Glen Canyon Dam under construction

Legisplaining: Governor’s Budget Proposal

davidwicaiBlog, Legislature

Every year in early December, the governor releases his proposed budget for the Legislature, and the public, to consider.

Because the Legislature controls the budget, the governor’s budget serves more as an important starting point for negotiations between the governor, Senate, and House leaders. But that doesn’t mean the budget proposal lacks importance. The governor’s staff spends months developing a balanced budget plan and use it to send a clear message to legislators about their priorities.

The proposed budget, unveiled six-plus weeks before the session begins, doesn’t require a deep study of nitty-gritty details. Look instead at the narrative the governor and his staff wants to build and identify trends running throughout the proposals.

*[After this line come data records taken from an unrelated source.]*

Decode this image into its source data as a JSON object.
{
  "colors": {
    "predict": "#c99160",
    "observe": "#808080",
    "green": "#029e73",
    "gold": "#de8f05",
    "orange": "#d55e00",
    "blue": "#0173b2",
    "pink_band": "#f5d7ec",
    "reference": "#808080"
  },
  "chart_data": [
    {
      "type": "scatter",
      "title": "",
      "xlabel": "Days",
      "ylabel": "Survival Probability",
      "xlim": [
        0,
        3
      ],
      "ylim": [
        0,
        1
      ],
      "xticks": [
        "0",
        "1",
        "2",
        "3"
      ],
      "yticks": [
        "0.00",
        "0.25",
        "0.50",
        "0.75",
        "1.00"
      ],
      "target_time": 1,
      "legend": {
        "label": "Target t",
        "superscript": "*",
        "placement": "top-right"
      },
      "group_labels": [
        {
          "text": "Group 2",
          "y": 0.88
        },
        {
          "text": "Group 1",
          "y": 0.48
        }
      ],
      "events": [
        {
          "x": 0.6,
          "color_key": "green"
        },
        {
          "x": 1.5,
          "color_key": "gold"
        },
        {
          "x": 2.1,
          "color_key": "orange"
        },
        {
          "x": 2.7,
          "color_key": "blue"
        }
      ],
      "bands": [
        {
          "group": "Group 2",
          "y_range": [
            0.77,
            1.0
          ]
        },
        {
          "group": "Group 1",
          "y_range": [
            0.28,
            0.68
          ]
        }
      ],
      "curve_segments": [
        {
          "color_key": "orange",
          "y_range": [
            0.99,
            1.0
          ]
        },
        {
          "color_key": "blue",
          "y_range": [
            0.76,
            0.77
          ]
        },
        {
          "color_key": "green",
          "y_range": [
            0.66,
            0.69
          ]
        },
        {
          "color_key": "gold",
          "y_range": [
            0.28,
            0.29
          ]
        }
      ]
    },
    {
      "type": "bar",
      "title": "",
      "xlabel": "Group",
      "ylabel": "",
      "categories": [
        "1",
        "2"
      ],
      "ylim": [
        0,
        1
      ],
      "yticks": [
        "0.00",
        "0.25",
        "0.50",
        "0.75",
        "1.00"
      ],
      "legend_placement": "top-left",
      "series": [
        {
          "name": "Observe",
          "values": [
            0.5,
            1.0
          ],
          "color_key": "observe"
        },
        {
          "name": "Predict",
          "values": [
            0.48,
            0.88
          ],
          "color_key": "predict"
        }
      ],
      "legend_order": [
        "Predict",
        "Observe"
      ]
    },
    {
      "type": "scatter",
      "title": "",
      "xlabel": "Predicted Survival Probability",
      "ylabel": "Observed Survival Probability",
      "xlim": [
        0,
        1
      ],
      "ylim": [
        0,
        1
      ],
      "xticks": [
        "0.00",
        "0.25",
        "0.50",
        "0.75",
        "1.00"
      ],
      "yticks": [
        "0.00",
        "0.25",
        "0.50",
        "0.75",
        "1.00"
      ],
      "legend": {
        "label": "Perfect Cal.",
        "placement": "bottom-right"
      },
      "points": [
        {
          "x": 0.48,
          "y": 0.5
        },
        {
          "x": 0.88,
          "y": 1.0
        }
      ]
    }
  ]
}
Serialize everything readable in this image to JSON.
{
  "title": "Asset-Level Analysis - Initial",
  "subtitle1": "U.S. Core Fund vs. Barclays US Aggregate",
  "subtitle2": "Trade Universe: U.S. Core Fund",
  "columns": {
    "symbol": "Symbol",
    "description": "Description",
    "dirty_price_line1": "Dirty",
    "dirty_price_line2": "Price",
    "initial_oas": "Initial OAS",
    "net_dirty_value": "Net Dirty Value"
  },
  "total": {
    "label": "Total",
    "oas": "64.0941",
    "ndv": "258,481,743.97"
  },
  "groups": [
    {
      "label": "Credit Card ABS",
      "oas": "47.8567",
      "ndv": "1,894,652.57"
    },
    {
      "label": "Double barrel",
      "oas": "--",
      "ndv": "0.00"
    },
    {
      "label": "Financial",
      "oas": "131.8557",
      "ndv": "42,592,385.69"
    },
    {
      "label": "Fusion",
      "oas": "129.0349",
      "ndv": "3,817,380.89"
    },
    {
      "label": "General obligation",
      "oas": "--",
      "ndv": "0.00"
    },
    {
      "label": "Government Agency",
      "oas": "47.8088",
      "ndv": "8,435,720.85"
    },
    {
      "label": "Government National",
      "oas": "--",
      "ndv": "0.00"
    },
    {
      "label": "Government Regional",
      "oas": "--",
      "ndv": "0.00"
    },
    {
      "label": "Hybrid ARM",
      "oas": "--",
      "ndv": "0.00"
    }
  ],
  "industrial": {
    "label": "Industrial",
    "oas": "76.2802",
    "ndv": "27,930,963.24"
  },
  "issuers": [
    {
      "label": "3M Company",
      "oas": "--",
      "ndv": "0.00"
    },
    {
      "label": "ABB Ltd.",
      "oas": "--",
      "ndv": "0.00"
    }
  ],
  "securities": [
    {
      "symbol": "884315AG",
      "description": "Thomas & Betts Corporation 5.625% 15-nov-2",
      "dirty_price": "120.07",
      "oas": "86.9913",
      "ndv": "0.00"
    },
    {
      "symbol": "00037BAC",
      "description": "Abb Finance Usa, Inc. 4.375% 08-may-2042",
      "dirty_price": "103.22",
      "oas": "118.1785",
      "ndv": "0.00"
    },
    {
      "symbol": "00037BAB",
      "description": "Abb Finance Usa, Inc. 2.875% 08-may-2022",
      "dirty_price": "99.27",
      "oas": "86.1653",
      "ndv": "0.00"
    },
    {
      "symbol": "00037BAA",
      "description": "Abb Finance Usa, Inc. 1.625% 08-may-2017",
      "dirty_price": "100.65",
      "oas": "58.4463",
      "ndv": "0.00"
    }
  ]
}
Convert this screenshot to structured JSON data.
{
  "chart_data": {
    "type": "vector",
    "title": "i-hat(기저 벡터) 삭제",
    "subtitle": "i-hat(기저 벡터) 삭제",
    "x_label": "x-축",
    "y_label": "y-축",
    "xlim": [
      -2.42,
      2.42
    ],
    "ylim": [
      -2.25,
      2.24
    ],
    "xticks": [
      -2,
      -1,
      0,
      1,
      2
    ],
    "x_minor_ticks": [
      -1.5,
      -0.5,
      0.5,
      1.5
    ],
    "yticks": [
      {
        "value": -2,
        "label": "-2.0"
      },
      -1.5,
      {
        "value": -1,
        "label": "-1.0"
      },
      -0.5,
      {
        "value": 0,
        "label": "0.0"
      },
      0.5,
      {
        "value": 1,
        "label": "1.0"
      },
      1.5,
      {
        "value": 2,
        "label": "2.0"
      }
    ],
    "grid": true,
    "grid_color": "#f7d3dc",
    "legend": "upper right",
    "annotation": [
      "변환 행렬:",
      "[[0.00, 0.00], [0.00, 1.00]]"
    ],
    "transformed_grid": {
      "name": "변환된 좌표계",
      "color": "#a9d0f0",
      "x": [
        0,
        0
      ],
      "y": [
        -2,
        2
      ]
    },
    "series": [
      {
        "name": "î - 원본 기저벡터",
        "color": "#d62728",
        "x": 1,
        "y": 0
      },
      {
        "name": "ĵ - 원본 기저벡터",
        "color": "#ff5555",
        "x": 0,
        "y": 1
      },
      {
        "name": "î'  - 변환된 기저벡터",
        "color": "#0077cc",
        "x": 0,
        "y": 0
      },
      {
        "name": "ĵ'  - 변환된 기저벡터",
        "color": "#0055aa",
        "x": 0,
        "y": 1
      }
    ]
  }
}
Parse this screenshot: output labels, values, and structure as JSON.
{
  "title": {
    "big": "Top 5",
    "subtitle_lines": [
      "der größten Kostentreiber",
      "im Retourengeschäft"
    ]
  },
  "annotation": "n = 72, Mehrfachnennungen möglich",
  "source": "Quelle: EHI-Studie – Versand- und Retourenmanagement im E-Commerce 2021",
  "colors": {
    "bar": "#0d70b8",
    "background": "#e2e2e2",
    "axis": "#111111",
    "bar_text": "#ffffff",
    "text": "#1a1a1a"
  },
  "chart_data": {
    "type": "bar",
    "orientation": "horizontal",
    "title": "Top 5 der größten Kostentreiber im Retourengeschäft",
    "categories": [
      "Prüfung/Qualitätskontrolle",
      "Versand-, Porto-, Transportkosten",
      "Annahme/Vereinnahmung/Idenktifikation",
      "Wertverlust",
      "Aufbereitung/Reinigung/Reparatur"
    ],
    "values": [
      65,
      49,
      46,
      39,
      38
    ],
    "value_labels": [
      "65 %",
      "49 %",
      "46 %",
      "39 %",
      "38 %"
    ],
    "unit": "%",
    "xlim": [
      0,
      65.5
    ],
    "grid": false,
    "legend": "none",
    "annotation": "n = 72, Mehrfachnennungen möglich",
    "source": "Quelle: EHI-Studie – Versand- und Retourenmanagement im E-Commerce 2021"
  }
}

Thankfully, the governor’s office makes this easy by providing a two-page infographic. The document highlights areas of focus, as well as significant increases and other budgetary decisions. On this document, words generally matter more than dollar figures because the state revenue estimates are revised monthly. That can mean the budget will increase or decrease by hundreds of millions of dollars before the end of the session.

Often, the narrative will follow one or two of the following themes:

  • Education Matters: State leaders will always stress the importance of education, but if a governor wants to make it their priority for the year they have to include spending that goes beyond the income tax revenue. Typically, this happens through specialized programs or performance raises for teachers.
  • Tax Reform: Whenever the state has a surplus, many Republicans will push to lower taxes. Governor’s have typically taken a more pragmatic approach that attempts to make the tax burden more equitable.
  • Infrastructure: This can happen when the state has a surplus and can avoid bonding for major projects, or when the economy has slowed and the governor wants to give it a boost. The latter option, however, means bonding for projects and Utah lawmakers have an aversion to debt.
  • Prepper: If a governor has immediate concerns about the economy, their budget will reflect an emphasis on building the rainy day fund and shoring up essential programs.
  • Pet Projects: If the state has solid savings and sound infrastructure, and the governor sees a strong economy for the foreseeable future, the proposed budget will highlight innovative programs that that in lean years would be a luxury. These could be educational pilots, support of growing business sectors, or quality-of-life initiatives. (Hint: This theme will have a starring role this year).

Other themes may emerge, although many of those will be one-time efforts reflective of larger issues or politics. But generally, at least one of the above themes will play a prominent role.